The True Face of Witchcraft
While 16th- and 17th-century English pamphleteers portrayed those accused of witchcraft as impoverished and elderly, court records suggest that it was just as likely to be powerful women who stood trial.
As Henry Goodcole, chaplain at Newgate prison, left the latest hanging at Tyburn in 1621, he heard ballads about the executed witch already being sung in the streets of London: ballads which, he said, were full of inventions. He knew the facts about poor old Elizabeth Sawyer (‘crooked and deformed’) and he wrote a pamphlet setting these out. His ‘facts’, however, were mostly acquired not from the evidence presented at the trial, but from interrogations which he had conducted himself in the prison chapel after she had been convicted of murder by witchcraft. His interrogations started with the question: ‘By what means came you to have acquaintance with the Devil?’ and continued in the same vein. She confessed to him that she had sold her soul to the devil. But he admitted that it was only ‘with great labour’ that he got a confession out of her at all.

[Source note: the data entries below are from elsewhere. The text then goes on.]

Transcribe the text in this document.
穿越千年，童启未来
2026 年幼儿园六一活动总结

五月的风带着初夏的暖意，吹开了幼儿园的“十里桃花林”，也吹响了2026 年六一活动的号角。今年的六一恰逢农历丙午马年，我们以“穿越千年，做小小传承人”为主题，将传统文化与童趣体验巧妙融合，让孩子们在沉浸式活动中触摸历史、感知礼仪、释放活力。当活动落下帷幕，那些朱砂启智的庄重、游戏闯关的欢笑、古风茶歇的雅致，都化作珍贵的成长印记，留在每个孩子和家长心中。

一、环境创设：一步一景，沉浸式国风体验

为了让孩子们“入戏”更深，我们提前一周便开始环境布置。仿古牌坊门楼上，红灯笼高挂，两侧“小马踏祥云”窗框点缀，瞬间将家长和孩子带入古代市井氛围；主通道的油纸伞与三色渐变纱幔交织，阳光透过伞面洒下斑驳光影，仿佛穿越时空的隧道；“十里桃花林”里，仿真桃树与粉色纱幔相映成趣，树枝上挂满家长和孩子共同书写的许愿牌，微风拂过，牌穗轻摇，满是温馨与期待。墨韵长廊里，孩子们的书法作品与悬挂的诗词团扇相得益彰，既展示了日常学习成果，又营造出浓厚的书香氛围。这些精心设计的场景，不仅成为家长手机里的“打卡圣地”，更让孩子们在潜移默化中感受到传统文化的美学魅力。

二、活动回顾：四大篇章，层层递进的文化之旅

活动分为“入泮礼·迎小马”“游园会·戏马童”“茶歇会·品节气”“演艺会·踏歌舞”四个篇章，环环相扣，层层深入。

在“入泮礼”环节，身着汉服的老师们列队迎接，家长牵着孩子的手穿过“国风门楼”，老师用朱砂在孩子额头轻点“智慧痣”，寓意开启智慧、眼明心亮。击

Goodcole was convinced of Sawyer’s guilt, yet neither the judge nor jury had been so sure. It was only after the examining magistrate suggested that the woman be searched for witch’s marks – signs that familiar spirits had sucked on her body as a reward for committing evil deeds – that the jury found her guilty, convinced by what the searchers had found.
Goodcole had a line in sensationalist pamphlets about notorious crimes. His bestseller was Heavens speedie hue and cry sent after lust and murther …, which went through three impressions. His pamphlet about Sawyer became the source for a play by Dekker, Ford and Rowley, published the same year, The Witch of Edmonton.